I picked up Dragon's Dogma on the steam holiday sale and it's been a refreshing reminder of something one of my old bosses told me - "You can innovate on the technology, or you can innovate on the business model, but as a small company you probably don't have the resources to do both."  Dragon's Dogma declines to innovate in its setting.  The enemy roster is pretty much all classic D&D monsters played straight - they even have a beholder with the serial numbers filed off.  There's a quest where you rescue a princess from imprisonment in a tower and literally carry her across bridges and over gaps.  There are plot holes large enough to ride a griffon through and plot-agency is pretty negligible (why am I working for this asshole duke anyway?).

But the core combat gameplay!  Maybe for Capcom the combat gameplay isn't really innovative.  But taking the language of fighting games, of grabs and throws and parries and knockdowns, and applying them to giant fantasy monsters, played totally straight rather than FromSoft-style "everything is corrupted and weird", is just...  a lot of fun to fiddle with.  To say nothing of the pawns.

But I'm really here to talk about the design of one particular dungeon in Dragon's Dogma - Soulflayer Canyon.  It's a real piece of work.  "Criminally vicious", as the Tucker's Kobolds guy would say.

Spoilers beyond this point.

Soulflayer Canyon has a number of pretty vicious encounters - a cockatrice, ghosts who possess your henchmen (backed up by camouflaged lizardmen), a cyclops on a narrow bridge whose club will absolutely fling you and your hirelings down a long fall to your deaths, harpies who try to grab you and pull you off ledges...  But the thing that makes it really nasty is that it's full of one-way waterslides, rock slopes with water running down them that you can descend but not ascend, where you can't see what's at the bottom until you go for it.  Topologically, the dungeon is mostly a loop of one-way slides (with ladders in between to make up the height losses) with a couple of branches (one is to the treasure, another is to an exit from the dungeon).  I'm not sure it's possible to exit the dungeon by the door I came in through once you've entered the main loop.

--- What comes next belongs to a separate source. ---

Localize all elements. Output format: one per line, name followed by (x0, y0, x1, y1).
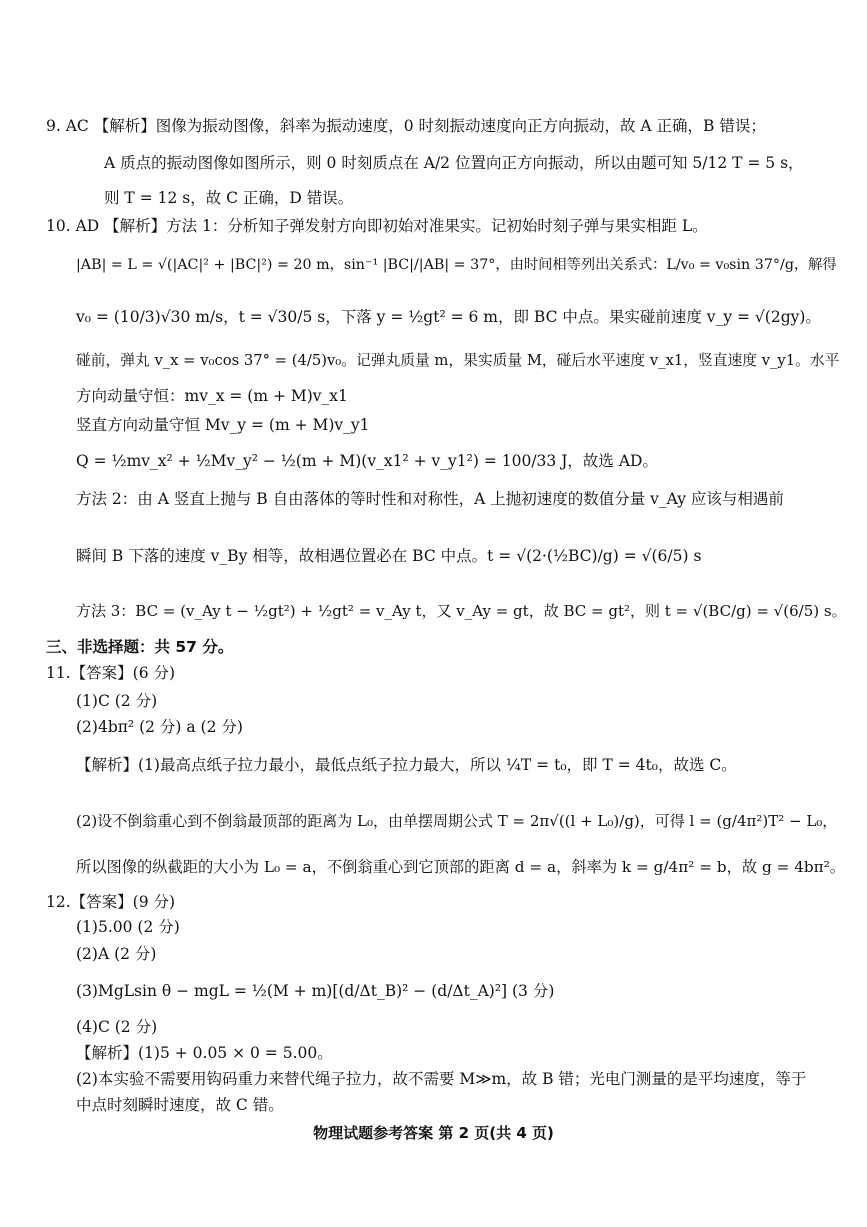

There came a point where I'd basically cleared the dungeon and was faced with a choice between three slides.  One went to the treasure, one back into the loop, and one I think to a terminal fall.  I chose the loop and had to re-run the dungeon, some of which had restocked.  Dragon's Dogma has enough mundane resource management of healing items and lantern oil for this to be a really worrying twist if you were already running low.  The cockatrice's lair is also at the bottom of a one-way slide, and while there is a climbable rock wall that you can use to get back out, you probably have to go through the cockatrice to get to the exit.

So anyway, it's a wild dungeon.  The other dungeons in the game aren't like this (mostly).  It's like they took all their most vicious ideas and put them into this one zone that only sidequests point you to.

I had been thinking about using one-way doors in gauntlet dungeons, so it's been interesting to see them in action here.  One thing I like about these waterslides is that they're pretty telegraphed.  They're not a literal door that closes behind you but is indistinguishable from a two-way door until crossed.  It's probably worth thinking up more types of clearly-one-way "doors".  It was also interesting to see a dungeon with a single main loop composed primarily of one-way doors; I had been thinking about one-way doors used sparingly in the context of dungeons composed of multiple intersecting loops, where there are almost always multiple paths to any point.  But Soulflayer Canyon goes all-in on them and it certainly makes for a memorable "level".